We live within a universe so vast

we never will perceive its full extent.

 

Because there are horizons that are past

the span light can speed in the firmament,

parts of the cosmos will be forever

beyond possible communication.

 

As fast as light, we’ll still reach them never,

for they have greater acceleration.

 

We here who are within it

can’t exceed light’s pace in space,

such efforts will be vexed.

Our universe grows faster than light-speed,

so isolates one portion from the next.

 

We cannot know that,

there,

physical laws apply or

that effect

 

 

 

still follows cause.

 

James Ph.
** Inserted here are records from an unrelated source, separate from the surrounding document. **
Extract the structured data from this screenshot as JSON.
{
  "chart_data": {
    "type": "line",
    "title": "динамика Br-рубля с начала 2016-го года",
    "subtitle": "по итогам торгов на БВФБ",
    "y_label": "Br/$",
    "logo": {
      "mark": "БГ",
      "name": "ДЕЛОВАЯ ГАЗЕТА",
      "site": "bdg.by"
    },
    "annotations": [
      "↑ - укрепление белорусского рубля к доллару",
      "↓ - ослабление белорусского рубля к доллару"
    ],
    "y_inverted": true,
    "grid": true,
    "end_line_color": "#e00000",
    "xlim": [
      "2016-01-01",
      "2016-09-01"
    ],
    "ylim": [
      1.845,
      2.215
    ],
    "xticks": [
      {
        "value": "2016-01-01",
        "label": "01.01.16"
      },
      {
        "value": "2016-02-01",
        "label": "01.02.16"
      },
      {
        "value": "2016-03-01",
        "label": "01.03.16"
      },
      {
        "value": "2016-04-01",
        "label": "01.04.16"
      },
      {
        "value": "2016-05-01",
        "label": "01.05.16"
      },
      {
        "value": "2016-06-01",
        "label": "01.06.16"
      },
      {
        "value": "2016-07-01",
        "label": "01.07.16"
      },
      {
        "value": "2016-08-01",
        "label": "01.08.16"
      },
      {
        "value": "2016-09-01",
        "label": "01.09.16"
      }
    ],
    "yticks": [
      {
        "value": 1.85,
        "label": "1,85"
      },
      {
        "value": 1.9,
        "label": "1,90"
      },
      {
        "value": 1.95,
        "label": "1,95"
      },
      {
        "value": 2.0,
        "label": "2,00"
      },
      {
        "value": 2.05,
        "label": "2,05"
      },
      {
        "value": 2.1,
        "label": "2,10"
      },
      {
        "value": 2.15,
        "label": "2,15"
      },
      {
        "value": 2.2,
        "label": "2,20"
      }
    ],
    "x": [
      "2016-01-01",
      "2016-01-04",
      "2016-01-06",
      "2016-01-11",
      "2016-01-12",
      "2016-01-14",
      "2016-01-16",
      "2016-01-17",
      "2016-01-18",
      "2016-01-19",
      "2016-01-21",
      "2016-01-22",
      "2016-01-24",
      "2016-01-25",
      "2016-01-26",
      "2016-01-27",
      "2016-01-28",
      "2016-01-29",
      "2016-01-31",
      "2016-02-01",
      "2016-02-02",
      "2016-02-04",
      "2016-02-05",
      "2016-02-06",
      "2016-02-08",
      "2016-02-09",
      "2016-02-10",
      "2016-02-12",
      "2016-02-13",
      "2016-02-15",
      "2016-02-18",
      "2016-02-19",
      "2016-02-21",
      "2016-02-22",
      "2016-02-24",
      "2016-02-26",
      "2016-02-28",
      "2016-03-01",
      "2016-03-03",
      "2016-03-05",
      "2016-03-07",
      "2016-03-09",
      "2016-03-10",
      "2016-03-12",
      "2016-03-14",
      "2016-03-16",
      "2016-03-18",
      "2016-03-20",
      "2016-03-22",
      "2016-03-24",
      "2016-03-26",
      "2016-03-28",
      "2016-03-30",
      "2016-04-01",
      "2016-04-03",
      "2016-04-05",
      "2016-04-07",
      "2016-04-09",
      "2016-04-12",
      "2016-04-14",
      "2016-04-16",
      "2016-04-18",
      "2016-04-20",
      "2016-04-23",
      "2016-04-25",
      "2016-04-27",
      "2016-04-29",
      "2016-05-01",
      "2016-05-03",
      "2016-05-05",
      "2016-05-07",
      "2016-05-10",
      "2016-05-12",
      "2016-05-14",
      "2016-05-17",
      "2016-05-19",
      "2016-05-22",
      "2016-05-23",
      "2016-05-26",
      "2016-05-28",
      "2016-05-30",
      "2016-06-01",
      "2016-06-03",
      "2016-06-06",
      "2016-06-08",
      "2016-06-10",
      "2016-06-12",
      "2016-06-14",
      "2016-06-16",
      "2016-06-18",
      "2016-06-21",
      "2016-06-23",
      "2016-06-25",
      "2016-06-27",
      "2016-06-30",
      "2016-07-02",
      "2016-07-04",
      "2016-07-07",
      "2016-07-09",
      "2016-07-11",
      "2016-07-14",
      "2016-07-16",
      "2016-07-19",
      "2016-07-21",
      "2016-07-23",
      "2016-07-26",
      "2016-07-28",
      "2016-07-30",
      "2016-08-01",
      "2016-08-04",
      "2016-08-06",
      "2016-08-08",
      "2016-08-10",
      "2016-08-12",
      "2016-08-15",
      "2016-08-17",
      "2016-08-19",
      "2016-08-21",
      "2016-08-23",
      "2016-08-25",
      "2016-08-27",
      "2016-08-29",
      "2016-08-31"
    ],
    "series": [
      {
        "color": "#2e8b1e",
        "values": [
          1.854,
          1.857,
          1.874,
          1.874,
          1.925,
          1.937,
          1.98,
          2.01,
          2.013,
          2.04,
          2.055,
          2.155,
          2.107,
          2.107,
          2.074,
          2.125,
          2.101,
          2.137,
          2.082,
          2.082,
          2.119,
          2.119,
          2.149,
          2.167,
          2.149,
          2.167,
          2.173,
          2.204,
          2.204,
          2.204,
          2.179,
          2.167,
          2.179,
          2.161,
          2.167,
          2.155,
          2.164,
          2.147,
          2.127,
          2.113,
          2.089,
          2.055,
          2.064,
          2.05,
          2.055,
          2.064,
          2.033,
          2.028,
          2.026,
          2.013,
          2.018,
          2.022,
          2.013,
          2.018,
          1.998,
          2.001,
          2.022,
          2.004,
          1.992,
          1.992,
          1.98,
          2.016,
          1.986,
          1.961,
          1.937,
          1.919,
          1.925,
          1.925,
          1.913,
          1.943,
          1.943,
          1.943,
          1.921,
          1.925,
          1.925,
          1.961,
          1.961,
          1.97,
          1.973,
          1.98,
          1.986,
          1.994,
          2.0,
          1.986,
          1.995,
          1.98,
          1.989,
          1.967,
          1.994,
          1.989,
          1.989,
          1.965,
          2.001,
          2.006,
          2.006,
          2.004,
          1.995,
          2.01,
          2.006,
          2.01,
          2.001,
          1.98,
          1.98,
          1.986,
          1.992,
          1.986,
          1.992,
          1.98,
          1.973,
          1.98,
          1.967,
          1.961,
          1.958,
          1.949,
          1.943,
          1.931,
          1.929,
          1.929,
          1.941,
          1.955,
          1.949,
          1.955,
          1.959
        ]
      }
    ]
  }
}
Kotsybar

Chosen for special recognition by NASA, James Ph. Kotsybar is the first poet to be published to another planet. His haiku currently orbits Mars aboard the MAVEN spacecraft, appears in the mission log of The Hubble Space Telescope, and was featured at NASA’s Centaur Art Challenge at IngenuityFest, Ohio. Last Summer, he performed his poetry before an international audience of scientists, journalists and actual Troubadours in their founding city of Toulouse, France, at the EuroScience Open Forum (ESOF2018) by invitation and has been invited back to ESOF2020 to be held in Trieste, Italy. Most recently he has had poems published in The Bubble, Askew, The Society of Classical Poets, LUMMOX Press, Sixfold, Mason’s Road, Encore and Scifaikuest, and has received honors from The State Poetry Society of Michigan and the Balticon 48 Poetry Competition. He especially enjoys science poetry, because of its extended shelf-life.